Les CAT se positionnent dans le marché de l’innovation comme les partenaires de choix pour la recherche appliquée, orientée selon des problématiques concrètes dans un mode de résolution de problème. Pour se faire connaître, les CAT doivent recruter des entreprises via le démarchage direct (ex. visites d’entreprises, cold calls, etc.), le référencement par des tiers (ex. les conseillers en technologie industrielle du Programme d’aide à la recherche industrielle (PARI)), la participation à des congrès / colloques technico-commerciaux, la présence sur les réseaux sociaux, la publicité web, etc. Ces efforts marketing sont nécessaires pour permettre le développement de relations porteuses entre les CAT et leur clientèle.
Réseautage collaboratif
Une composante essentielle du système des CAT et leur fonctionnement en réseau. Un CAT est un centre spécialisé dans un domaine d’activité spécifique, cependant les besoins des entreprises sont souvent multidisciplinaires et requièrent l’accès à des expertises complémentaires. Parfois même, les besoins du client se retrouve à l’extérieur du champ de compétence du CAT local. C’est là que tout le pouvoir du réseau des CAT devient essentiel.
Les CAT ont développé au fil des ans une connaissance mutuelle, une confiance réciproque et des pratiques qui facilitent le référencement et la collaboration. Ce réseautage fait en sorte de permettre à un client, où qu’il soit au Canada, en zone urbaine ou rurale, d’avoir accès à toutes les ressources de tous les CAT de l’entièreté du pays. Force est de constater qu’il est atypique de voir une PME de tisser des liens avec un centre de recherche localisé à des milliers de kilomètres de distance. La présence d’un TAC dans son environnement local pourra cependant lui permettre de réduire cette distance par un référencement crédible vers cette ressource qui est pertinente à ses activités, même si elle est éloignée.

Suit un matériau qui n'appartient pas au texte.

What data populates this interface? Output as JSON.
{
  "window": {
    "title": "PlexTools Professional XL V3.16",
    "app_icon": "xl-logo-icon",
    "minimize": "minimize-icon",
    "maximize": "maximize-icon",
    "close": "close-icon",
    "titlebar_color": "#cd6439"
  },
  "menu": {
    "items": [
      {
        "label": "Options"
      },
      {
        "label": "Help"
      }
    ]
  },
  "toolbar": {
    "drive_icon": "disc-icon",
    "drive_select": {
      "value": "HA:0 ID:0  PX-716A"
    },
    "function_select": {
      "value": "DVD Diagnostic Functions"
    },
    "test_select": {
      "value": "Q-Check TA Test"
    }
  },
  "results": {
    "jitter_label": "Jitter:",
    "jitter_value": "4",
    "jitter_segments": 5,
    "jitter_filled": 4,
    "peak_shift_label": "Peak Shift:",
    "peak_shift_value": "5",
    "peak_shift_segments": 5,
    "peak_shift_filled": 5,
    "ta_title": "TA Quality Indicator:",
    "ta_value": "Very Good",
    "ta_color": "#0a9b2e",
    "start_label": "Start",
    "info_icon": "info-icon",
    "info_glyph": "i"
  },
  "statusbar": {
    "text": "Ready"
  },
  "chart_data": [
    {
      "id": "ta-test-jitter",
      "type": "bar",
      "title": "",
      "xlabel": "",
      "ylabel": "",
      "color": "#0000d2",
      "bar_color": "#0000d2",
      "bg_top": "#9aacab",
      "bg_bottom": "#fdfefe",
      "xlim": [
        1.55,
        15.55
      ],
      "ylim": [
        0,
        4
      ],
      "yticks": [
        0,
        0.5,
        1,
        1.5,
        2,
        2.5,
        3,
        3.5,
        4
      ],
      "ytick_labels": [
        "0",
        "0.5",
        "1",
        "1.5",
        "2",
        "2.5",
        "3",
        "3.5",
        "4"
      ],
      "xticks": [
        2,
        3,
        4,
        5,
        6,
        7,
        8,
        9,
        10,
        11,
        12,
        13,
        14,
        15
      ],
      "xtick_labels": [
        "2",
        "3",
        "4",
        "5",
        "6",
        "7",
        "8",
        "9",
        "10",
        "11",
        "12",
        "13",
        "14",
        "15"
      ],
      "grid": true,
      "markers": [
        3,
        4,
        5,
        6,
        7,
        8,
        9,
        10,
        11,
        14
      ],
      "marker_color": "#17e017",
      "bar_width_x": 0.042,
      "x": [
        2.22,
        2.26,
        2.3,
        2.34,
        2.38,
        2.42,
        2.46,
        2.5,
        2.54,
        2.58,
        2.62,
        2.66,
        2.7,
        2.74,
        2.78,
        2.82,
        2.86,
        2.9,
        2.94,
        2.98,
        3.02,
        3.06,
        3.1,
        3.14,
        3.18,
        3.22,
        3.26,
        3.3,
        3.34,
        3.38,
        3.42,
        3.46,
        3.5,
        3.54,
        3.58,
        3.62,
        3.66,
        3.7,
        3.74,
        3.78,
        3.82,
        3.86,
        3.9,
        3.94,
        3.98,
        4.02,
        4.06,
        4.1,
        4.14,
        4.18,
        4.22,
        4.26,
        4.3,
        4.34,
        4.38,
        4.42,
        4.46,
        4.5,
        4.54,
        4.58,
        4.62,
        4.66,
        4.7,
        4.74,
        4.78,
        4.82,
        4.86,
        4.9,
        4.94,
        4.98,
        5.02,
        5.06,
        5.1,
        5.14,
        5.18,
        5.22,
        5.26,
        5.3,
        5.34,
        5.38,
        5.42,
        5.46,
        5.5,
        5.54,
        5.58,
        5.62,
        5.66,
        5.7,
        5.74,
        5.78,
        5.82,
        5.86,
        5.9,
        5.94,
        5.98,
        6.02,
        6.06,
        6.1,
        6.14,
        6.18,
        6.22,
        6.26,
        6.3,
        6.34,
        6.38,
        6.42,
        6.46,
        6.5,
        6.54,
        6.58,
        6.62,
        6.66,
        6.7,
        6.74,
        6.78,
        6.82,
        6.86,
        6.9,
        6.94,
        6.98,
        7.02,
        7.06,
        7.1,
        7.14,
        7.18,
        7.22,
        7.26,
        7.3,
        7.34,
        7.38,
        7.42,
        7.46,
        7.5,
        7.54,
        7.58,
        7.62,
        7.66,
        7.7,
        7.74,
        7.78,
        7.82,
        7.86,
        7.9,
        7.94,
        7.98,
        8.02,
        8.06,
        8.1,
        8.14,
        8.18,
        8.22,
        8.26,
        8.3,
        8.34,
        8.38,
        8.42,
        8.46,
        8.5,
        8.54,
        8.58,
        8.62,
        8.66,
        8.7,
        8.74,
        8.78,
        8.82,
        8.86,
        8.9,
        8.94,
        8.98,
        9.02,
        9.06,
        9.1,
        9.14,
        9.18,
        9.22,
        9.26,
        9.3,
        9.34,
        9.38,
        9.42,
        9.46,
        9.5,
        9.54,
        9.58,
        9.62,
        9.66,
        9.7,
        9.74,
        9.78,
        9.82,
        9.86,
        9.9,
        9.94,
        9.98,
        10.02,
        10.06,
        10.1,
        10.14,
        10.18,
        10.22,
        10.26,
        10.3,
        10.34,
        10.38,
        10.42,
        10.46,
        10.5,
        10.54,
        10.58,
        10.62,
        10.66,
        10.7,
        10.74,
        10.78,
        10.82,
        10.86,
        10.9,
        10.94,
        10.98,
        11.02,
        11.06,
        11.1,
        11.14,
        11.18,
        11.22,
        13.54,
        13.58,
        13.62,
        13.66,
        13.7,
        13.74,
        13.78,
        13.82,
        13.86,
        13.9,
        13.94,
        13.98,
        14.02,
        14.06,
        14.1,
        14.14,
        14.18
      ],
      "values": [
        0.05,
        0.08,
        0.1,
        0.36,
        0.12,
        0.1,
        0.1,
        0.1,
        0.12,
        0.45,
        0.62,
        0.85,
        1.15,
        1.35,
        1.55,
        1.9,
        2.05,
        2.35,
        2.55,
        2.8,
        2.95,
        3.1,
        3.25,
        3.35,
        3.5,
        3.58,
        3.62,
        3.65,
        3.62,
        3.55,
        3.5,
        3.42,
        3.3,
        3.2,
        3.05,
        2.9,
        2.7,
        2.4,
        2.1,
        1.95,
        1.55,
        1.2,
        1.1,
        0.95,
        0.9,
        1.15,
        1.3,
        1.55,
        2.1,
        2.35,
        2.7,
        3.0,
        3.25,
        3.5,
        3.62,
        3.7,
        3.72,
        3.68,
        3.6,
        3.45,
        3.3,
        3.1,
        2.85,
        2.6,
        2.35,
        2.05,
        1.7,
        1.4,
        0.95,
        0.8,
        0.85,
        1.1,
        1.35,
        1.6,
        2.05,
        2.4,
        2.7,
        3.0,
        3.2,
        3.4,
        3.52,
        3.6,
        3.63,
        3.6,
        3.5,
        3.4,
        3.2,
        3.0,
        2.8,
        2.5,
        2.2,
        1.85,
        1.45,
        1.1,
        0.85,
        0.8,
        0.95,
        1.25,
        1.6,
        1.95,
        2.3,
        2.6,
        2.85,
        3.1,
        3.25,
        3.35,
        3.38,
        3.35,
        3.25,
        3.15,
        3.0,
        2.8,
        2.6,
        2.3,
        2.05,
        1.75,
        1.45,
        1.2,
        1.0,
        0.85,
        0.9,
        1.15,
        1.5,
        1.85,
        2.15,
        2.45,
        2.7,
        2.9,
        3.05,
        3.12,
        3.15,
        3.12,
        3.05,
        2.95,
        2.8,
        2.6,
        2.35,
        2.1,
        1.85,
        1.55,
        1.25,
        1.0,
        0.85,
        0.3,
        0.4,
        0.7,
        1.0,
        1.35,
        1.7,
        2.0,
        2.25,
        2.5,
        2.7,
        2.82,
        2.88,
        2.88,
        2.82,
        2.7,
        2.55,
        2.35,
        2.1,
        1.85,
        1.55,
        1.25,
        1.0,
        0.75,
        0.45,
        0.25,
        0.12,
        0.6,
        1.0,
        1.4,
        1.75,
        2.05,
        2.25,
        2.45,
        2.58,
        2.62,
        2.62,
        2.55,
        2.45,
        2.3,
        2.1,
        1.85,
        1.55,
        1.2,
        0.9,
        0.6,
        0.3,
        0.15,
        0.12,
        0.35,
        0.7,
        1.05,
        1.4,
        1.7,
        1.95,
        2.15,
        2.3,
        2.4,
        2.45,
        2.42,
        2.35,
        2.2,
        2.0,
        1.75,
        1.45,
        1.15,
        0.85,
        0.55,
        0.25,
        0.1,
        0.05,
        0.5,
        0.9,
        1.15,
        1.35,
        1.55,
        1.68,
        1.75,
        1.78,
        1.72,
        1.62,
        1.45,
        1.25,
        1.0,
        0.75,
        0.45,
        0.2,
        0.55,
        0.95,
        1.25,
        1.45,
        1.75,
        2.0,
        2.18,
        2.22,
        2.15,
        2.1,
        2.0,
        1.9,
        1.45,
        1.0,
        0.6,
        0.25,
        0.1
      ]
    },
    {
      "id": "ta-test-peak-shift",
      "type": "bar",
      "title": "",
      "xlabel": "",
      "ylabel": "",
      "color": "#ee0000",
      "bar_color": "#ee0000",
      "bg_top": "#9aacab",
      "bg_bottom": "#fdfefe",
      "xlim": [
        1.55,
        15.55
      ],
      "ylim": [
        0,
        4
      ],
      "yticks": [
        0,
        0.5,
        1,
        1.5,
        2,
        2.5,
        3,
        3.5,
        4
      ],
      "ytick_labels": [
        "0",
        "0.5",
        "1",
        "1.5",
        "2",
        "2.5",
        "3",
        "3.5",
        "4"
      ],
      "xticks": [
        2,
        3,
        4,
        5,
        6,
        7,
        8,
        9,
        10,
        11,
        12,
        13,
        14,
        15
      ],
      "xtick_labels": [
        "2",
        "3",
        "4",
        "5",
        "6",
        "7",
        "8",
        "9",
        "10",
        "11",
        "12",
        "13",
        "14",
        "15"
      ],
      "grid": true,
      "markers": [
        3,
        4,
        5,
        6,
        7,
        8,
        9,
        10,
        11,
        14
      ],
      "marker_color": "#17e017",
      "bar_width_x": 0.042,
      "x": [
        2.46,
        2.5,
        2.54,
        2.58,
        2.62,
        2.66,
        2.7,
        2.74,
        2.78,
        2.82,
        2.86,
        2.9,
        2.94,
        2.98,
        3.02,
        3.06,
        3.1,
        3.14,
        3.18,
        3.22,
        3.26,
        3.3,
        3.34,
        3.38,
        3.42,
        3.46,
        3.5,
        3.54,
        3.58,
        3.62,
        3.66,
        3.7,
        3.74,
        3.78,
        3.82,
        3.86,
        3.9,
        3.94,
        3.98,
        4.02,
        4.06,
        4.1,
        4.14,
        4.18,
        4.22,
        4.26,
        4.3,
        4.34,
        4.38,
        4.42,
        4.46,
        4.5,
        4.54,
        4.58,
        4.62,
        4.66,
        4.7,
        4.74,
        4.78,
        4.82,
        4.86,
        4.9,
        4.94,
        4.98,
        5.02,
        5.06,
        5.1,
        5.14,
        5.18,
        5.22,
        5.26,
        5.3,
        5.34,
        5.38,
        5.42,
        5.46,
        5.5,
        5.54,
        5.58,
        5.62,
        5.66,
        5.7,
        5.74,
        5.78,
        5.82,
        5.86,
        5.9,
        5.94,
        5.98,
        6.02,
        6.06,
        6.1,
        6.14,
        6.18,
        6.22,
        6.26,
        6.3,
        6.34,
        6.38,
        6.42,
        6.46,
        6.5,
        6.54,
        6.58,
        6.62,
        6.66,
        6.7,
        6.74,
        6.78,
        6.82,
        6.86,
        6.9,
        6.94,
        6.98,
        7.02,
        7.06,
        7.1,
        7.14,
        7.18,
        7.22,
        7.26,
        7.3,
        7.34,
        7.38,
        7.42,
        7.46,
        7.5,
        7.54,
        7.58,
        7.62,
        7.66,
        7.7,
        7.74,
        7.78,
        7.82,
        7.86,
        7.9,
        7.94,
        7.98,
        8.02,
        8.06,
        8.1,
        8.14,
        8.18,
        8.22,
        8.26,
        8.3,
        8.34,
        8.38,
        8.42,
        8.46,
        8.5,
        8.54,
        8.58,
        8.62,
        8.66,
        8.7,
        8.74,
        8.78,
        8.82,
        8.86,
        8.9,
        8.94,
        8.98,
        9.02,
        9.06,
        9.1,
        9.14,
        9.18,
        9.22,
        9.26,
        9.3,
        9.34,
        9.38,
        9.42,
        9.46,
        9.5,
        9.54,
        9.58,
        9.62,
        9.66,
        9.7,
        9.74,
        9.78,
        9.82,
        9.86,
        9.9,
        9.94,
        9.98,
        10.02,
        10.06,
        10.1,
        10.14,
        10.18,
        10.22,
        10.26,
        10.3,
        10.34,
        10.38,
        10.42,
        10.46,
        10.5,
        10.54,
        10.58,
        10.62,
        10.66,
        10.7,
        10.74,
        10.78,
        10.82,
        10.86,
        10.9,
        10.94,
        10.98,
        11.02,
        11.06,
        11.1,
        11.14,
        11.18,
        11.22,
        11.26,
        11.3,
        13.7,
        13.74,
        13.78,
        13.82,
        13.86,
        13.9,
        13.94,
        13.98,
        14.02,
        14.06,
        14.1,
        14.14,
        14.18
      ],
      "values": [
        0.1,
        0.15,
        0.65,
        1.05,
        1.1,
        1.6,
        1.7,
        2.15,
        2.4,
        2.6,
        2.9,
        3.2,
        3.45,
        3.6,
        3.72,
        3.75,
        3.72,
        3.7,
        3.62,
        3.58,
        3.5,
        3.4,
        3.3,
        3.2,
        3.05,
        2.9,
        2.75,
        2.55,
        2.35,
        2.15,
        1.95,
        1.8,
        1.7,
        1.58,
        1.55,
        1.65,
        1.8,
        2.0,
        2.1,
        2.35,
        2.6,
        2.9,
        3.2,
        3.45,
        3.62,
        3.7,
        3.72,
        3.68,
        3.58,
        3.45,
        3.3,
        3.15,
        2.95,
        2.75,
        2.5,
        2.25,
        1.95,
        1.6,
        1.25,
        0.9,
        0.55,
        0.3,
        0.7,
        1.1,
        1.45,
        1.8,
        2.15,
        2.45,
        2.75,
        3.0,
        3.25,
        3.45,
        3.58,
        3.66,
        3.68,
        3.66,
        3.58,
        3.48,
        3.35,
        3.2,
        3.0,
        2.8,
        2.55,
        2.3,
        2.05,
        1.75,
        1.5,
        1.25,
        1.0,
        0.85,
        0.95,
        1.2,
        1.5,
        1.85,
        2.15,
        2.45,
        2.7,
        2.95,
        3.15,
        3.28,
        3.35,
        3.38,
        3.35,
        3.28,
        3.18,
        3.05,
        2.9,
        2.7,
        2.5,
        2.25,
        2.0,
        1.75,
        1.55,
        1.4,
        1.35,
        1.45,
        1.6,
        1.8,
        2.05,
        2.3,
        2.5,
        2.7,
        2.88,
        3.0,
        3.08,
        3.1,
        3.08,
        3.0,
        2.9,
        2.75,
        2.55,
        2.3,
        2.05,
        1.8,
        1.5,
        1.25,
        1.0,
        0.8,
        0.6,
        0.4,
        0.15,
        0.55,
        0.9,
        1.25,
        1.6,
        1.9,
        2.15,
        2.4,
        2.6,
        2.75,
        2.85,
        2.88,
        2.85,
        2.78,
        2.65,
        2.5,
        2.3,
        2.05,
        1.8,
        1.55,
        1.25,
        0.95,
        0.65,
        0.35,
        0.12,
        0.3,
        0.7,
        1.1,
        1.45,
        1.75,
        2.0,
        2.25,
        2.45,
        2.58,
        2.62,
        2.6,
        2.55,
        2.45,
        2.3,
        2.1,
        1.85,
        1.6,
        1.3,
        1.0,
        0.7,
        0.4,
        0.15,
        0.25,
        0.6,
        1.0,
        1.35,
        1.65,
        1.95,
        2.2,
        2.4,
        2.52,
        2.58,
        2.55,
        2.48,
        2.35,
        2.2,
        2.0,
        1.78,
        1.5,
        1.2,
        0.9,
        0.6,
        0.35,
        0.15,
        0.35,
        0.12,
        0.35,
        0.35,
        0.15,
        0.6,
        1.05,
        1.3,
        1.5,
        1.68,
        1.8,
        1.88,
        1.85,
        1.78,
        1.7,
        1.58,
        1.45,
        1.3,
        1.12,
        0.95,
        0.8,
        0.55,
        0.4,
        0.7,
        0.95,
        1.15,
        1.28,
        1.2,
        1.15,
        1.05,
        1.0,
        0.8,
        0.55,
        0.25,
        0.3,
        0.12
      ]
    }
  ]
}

La construction d’un réseau pancanadien demande de l’implication, de la volonté, de la constance et des investissements par tous et chacun, mais la force et l’efficacité d’un réseau semblable en vaut la peine. Basé sur les succès observés de ce type de réseautage des Centres collégiaux en transfert technologique (CCTT) au Québec, nous croyons qu’il est possible de développer cette même force mobilisatrice d’innovation partout au Canada et dans tous les domaines critiques nécessaires pour assurer le développement et la compétitivité de la société canadienne.
3 Financement
Les CAT soutiennent l’innovation au sein des PMEs qui n’ont pas les moyens d’investir dans la recherche et le développement. Dans ce contexte des investissements gouvernementaux sont essentiels car ces fonds diminuent le risque financier et technologique des projets d’innovation des PMEs. Il est illusoire de considérer qu’un CAT puisse autofinancer ses activités à 100% Autrement dit, le financement dont disposent les CAT agit comme catalyseurs d’innovation dans l’industrie. Compte tenu de leur contribution au développement des compétences, de l’économie et des retombées tant localement que nationalement, il est pertinent que le financement des CAT provienne de différentes sources. Pour mener à bien leur mission, les CAT ont besoin de 3 types de financement :
- Financement de base qui sert à assurer la gouvernance, le développement des affaires et le cadre de responsabilisation. Ce financement est important (par exemple 500k$), octroyé sur une période de 5 ans, et renouvelable. Il assure la pérennité et le développement du Centre.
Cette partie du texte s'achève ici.